2022-11-22T22:32:06Z app[e7fba105] mia [info]proxy | [NOTICE] 325/223206 (569) : haproxy version is 2.2.9-2+deb11u3
2022-11-22T22:32:06Z app[e7fba105] mia [info]proxy | [NOTICE] 325/223206 (569) : path to executable is /usr/sbin/haproxy
2022-11-22T22:32:06Z app[e7fba105] mia [info]proxy | [ALERT] 325/223206 (569) : backend 'bk_db' has no server available!
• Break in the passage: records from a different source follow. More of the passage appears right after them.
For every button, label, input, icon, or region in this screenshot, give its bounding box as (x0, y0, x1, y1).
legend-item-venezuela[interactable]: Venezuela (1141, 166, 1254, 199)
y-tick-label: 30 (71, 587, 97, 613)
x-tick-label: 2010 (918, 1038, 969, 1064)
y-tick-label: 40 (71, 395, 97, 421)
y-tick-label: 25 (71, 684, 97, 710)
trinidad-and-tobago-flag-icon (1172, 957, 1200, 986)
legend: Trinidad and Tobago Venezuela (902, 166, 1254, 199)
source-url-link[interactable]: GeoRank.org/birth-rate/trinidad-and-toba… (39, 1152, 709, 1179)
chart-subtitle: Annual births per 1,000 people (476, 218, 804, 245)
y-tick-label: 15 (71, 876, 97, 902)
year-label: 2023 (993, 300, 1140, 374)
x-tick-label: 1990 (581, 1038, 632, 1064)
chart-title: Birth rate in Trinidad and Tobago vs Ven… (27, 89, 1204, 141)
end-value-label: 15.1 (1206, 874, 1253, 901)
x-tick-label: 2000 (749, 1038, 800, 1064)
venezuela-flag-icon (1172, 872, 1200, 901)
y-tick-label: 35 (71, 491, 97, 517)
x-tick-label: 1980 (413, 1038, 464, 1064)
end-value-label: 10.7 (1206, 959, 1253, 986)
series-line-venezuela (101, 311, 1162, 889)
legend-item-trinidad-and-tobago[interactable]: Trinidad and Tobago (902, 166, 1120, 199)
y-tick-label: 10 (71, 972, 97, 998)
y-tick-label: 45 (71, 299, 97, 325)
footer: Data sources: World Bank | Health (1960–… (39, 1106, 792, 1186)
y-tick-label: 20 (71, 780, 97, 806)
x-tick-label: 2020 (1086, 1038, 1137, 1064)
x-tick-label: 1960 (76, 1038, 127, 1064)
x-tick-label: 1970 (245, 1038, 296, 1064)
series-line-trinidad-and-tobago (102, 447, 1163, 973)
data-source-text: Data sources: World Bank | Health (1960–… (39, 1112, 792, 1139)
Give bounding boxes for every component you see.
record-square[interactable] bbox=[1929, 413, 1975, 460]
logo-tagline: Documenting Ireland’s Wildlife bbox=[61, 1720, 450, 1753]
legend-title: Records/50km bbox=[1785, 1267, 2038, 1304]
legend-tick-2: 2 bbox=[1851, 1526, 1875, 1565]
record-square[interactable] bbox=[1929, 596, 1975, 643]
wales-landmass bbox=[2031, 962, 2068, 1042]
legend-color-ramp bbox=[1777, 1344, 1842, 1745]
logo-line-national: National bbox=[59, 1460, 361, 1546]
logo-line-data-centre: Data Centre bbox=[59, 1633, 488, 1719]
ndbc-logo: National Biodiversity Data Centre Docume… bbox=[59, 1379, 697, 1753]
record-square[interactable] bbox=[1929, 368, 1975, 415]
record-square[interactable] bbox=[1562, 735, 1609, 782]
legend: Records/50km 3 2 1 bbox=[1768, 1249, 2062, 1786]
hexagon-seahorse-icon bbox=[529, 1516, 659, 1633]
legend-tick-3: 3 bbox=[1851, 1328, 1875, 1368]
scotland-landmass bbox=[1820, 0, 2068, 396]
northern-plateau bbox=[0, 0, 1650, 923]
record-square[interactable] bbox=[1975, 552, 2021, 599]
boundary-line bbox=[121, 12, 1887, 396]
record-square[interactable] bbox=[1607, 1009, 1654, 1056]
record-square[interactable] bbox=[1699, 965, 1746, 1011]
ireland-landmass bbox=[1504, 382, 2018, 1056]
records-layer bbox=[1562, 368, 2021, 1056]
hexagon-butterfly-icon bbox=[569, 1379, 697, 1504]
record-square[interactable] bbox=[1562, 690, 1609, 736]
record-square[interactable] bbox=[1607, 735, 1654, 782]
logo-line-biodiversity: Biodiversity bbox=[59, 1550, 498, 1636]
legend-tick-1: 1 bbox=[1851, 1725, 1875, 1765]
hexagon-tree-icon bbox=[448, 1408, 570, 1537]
Can you try fly image update and see if it helps? I think we have improvements since the build you’re running that may make it more obvious what’s happening (or fix it entirely).
Ah I think we found the issue. It seems like you moved the db between organizations? DNS didn’t get the message, so it doesn’t think you’re allowed to ask for IPs. Give it a bit.
Oh, weird. Sorry, I guess I should have brought that up, but I moved the apps last week or so? Everything had been up running since I moved the apps, so I wasn’t thinking of that as part of the problem.